In a world first, surgeons in the Chinese city of Zhengzhou are planning to inject stem cells derived from human embryos into the brains of patients with Parkinson's disease with the aim of treating their debilitating symptoms.

Meanwhile, another medical team in the same city is aiming to target vision loss using embryonic stem cells (ESC) to replace lost cells in the retina, marking a new direction in China in the wake of major changes in how the country regulates stem cell treatments.

While similar treatments on Parkinson's patients have already been tested in Australia, those trials relied on cells taken from eggs that were forced to divide without first being fertilised in an effort to circumvent any ethical concerns.

Stem cells are a little like blank slates that are yet to take on a specific task. If you rewind the clock on any of your body's tissues, its cells will become less specialised, until you're left with a cell with a lot of potential to become nearly anything.

In the case of both kinds of embryonic stem cells, divided egg cells are subjected to various treatments to encourage them to develop into replacement cells that could treat a condition in a recipient.

The symptoms of Parkinson's disease are largely caused by a loss of nervous tissue deep inside the brain in an area called the basal ganglia.

Losing those cells means a loss of a neurotransmitter called dopamine, and with it a lower ability to control nervous impulses that would prevent muscles in the extremities from activating.

In the case of a condition called macular degeneration, damage to a layer of tissue called the retinal pigment epithelium at the back of the eye causes the light-catching cells above it to die.

By turning ESC into cells that can naturally develop into the tissues that have deteriorated – such as the precursors to neurons that can produce dopamine, or into retinal tissue – and then injecting it into the target site, the researchers hope to improve the lost functions.

Not everybody is convinced of the success of trials such as those being done in China and last year in Australia.

A stem cell biologist from the Scripps Research Institute in California, Jeanne Loring, believes the choice of cell used in both Parkinson's disease trials won't be specialised enough to match expected results.

"Not knowing what the cells will become is troubling," Loring told David Cyranoski at Nature.

But the research team in China remains confident in its decision.

Qi Zhou from the Chinese Academy of Sciences Institute of Zoology in Beijing is the stem cell specialist leading both sets of ESC trials, and says four years of animal trials conducted on monkeys have so far showed promising results.

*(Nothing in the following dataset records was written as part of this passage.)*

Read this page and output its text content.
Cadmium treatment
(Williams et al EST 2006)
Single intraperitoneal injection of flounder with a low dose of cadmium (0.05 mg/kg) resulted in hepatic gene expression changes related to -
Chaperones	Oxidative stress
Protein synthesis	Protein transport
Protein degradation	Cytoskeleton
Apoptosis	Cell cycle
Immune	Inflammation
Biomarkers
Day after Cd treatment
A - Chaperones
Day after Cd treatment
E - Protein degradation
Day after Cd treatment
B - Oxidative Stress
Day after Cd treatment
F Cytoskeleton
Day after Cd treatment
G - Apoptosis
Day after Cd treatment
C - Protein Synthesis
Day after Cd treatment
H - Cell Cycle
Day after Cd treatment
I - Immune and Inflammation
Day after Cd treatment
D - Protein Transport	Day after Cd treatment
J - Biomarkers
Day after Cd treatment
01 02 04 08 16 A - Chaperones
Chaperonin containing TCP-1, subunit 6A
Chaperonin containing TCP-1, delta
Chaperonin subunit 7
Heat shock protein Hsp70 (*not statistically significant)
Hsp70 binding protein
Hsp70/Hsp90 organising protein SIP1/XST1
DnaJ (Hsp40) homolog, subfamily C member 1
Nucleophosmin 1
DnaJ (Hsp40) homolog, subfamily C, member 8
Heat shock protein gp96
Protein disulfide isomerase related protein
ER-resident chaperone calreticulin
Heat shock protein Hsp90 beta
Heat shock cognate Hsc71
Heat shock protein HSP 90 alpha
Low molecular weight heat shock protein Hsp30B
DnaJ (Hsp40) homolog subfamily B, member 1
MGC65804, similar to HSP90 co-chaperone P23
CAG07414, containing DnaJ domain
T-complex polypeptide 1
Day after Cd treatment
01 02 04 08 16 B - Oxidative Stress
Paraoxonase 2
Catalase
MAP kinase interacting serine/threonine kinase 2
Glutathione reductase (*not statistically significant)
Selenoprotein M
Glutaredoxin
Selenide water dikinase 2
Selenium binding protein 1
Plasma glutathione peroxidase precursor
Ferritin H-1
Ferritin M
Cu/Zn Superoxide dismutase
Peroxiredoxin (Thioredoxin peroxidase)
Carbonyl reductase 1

"We have all the imaging data, behavioural data, and molecular data to support efficacy," Zhou told Nature.

He also claims the team conducting the Parkinson's trial have been selective with their potential candidates, choosing patients who will have the least chance of rejecting the ESCs from the cell bank.

In 2015, China introduced tough new regulations to deal with the growing problem of 'rogue clinics' offering stem cell treatments without due record keeping or process, making it hard to evaluate safety, or even the types of cells used in the treatments.

The changes are set to improve the ethics and safety of stem cell treatments by enforcing the use of cells through a regulatory body, ensuring informed patient consent, and permitting treatments only through authorised hospitals.

Time will tell if the regulations can be enforced, but for stem cell researchers, the changes are positive.

"It will be a major new direction for China," stem cell scientist Pei Xuetao told Nature.

If the results are as good as the teams in Australia and China predict, it could also set new standards for the world.